There was more galloping, screeching along the corridor. They were being about as quiet as a girls’ dorm on the last night of term, thought Katie. She headed to the kitchen to swallow two Nurofen Extra. She hadn’t slept well the night before after speaking to Lucy. She’d been awake several times, had a terrifying dream about a spider with a face like Adam trying to have sex with her. She had woken up with a start, breathing heavily, reached for Tom and remembered that he wasn’t there.

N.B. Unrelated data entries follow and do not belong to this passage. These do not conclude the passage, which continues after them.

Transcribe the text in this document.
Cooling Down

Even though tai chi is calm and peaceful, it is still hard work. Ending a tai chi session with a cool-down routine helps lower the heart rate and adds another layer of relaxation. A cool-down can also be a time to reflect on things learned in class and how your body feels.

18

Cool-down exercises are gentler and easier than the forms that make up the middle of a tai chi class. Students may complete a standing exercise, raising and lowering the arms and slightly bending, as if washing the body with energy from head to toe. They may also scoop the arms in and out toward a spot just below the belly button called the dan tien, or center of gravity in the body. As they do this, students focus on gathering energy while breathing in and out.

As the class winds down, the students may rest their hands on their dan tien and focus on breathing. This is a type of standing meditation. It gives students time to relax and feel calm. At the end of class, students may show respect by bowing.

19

She’d thought a lot about Tom last night, remembered how, all those years ago, he’d been her dashing prince in a red convertible MG. And where was he now? His new job was taking him overseas quite a lot. So let’s all go to Australia, but when I get there I shall leave you and the kids to fend off deadly Redback spiders using half price light sabres.

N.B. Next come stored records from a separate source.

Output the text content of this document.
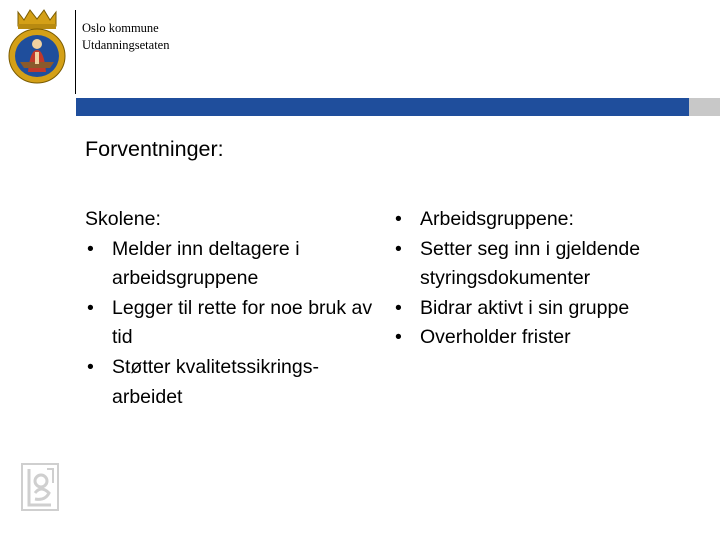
Oslo kommune
Utdanningsetaten
Forventninger:
Skolene:
• Melder inn deltagere i arbeidsgruppene
• Legger til rette for noe bruk av tid
• Støtter kvalitetssikrings-arbeidet
• Arbeidsgruppene:
• Setter seg inn i gjeldende styringsdokumenter
• Bidrar aktivt i sin gruppe
• Overholder frister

No, stop it Katie. He had warned her, after all, that there would be a lot of travel, being on her own. But she was doubly on her own, wasn’t she? No nanny, no Tom. She closed her eyes and a picture of him when they first met came flashing up to her frontal lobe. She remembered when they’d first lived in London, how he’d wooed her, taken her to all the attractions in London she’d only read about with Debs, yabbering excitedly on the bed, looking at magazines. Tom had actually taken her to places like Fortnum & Masons where she had been transported to the streets of Morocco, tasted lamb tagine in the food hall.

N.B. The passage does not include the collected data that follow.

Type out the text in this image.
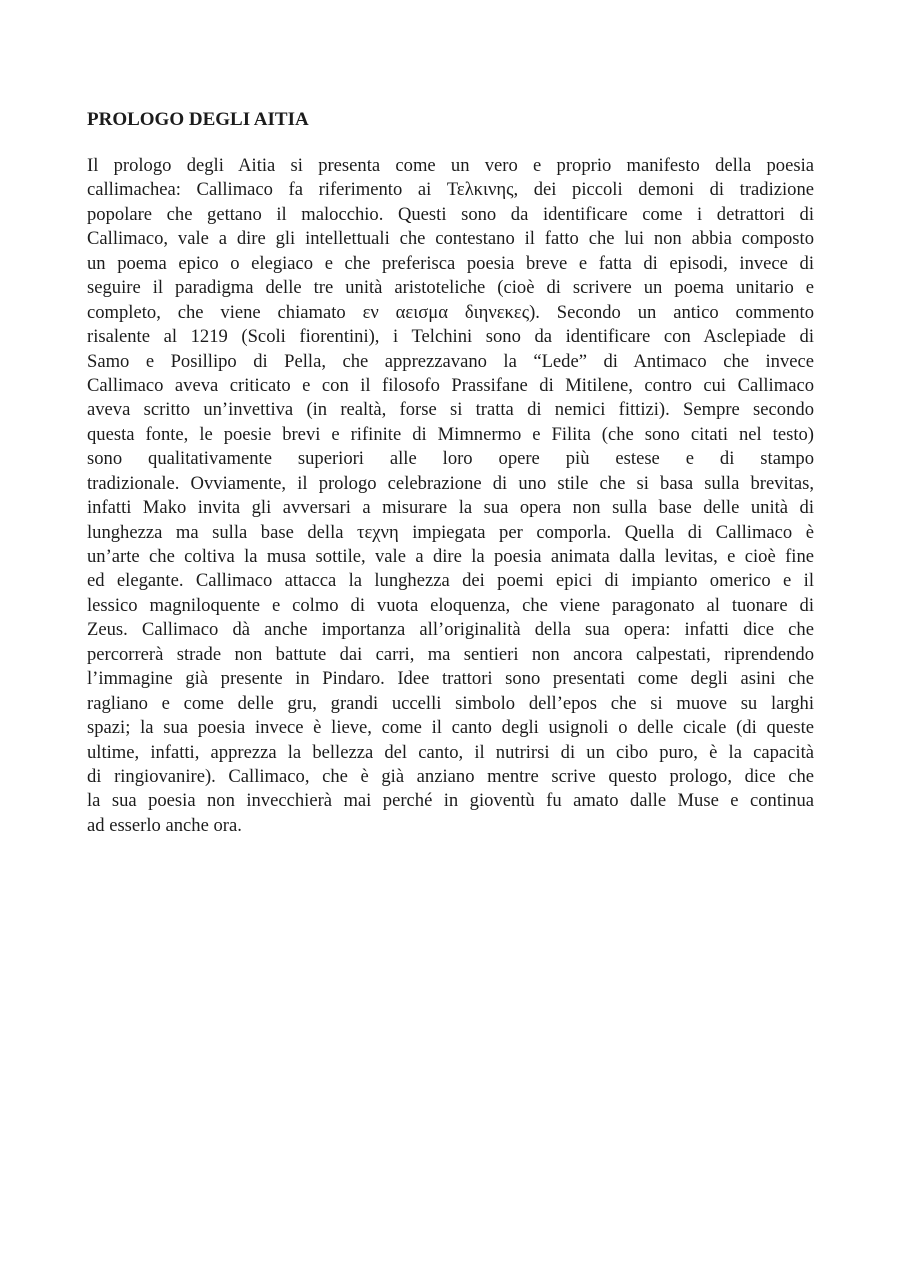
PROLOGO DEGLI AITIA
Il prologo degli Aitia si presenta come un vero e proprio manifesto della poesia
callimachea: Callimaco fa riferimento ai Τελκινης, dei piccoli demoni di tradizione
popolare che gettano il malocchio. Questi sono da identificare come i detrattori di
Callimaco, vale a dire gli intellettuali che contestano il fatto che lui non abbia composto
un poema epico o elegiaco e che preferisca poesia breve e fatta di episodi, invece di
seguire il paradigma delle tre unità aristoteliche (cioè di scrivere un poema unitario e
completo, che viene chiamato εν αεισμα διηνεκες). Secondo un antico commento
risalente al 1219 (Scoli fiorentini), i Telchini sono da identificare con Asclepiade di
Samo e Posillipo di Pella, che apprezzavano la “Lede” di Antimaco che invece
Callimaco aveva criticato e con il filosofo Prassifane di Mitilene, contro cui Callimaco
aveva scritto un’invettiva (in realtà, forse si tratta di nemici fittizi). Sempre secondo
questa fonte, le poesie brevi e rifinite di Mimnermo e Filita (che sono citati nel testo)
sono qualitativamente superiori alle loro opere più estese e di stampo
tradizionale. Ovviamente, il prologo celebrazione di uno stile che si basa sulla brevitas,
infatti Mako invita gli avversari a misurare la sua opera non sulla base delle unità di
lunghezza ma sulla base della τεχνη impiegata per comporla. Quella di Callimaco è
un’arte che coltiva la musa sottile, vale a dire la poesia animata dalla levitas, e cioè fine
ed elegante. Callimaco attacca la lunghezza dei poemi epici di impianto omerico e il
lessico magniloquente e colmo di vuota eloquenza, che viene paragonato al tuonare di
Zeus. Callimaco dà anche importanza all’originalità della sua opera: infatti dice che
percorrerà strade non battute dai carri, ma sentieri non ancora calpestati, riprendendo
l’immagine già presente in Pindaro. Idee trattori sono presentati come degli asini che
ragliano e come delle gru, grandi uccelli simbolo dell’epos che si muove su larghi
spazi; la sua poesia invece è lieve, come il canto degli usignoli o delle cicale (di queste
ultime, infatti, apprezza la bellezza del canto, il nutrirsi di un cibo puro, è la capacità
di ringiovanire). Callimaco, che è già anziano mentre scrive questo prologo, dice che
la sua poesia non invecchierà mai perché in gioventù fu amato dalle Muse e continua
ad esserlo anche ora.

It had all been so exotic. It had felt like Tom owned London. All the amazing, crazy places she had seen on telly in a slightly damp living room in the middle of Hertfordshire, had suddenly been right in front of her to try: the Tower of London, Regent Street, Selfridges, Millennium Wheel. The Harvey Nichols bar on the top floor, all so utterly glamorous. But it was easy for Tom. He’d grown up in London – private prep school in Kingston and parents who took him to the shows in the West End on a regular basis. All Katie could remember about the theatre was the panto every year in the village hall.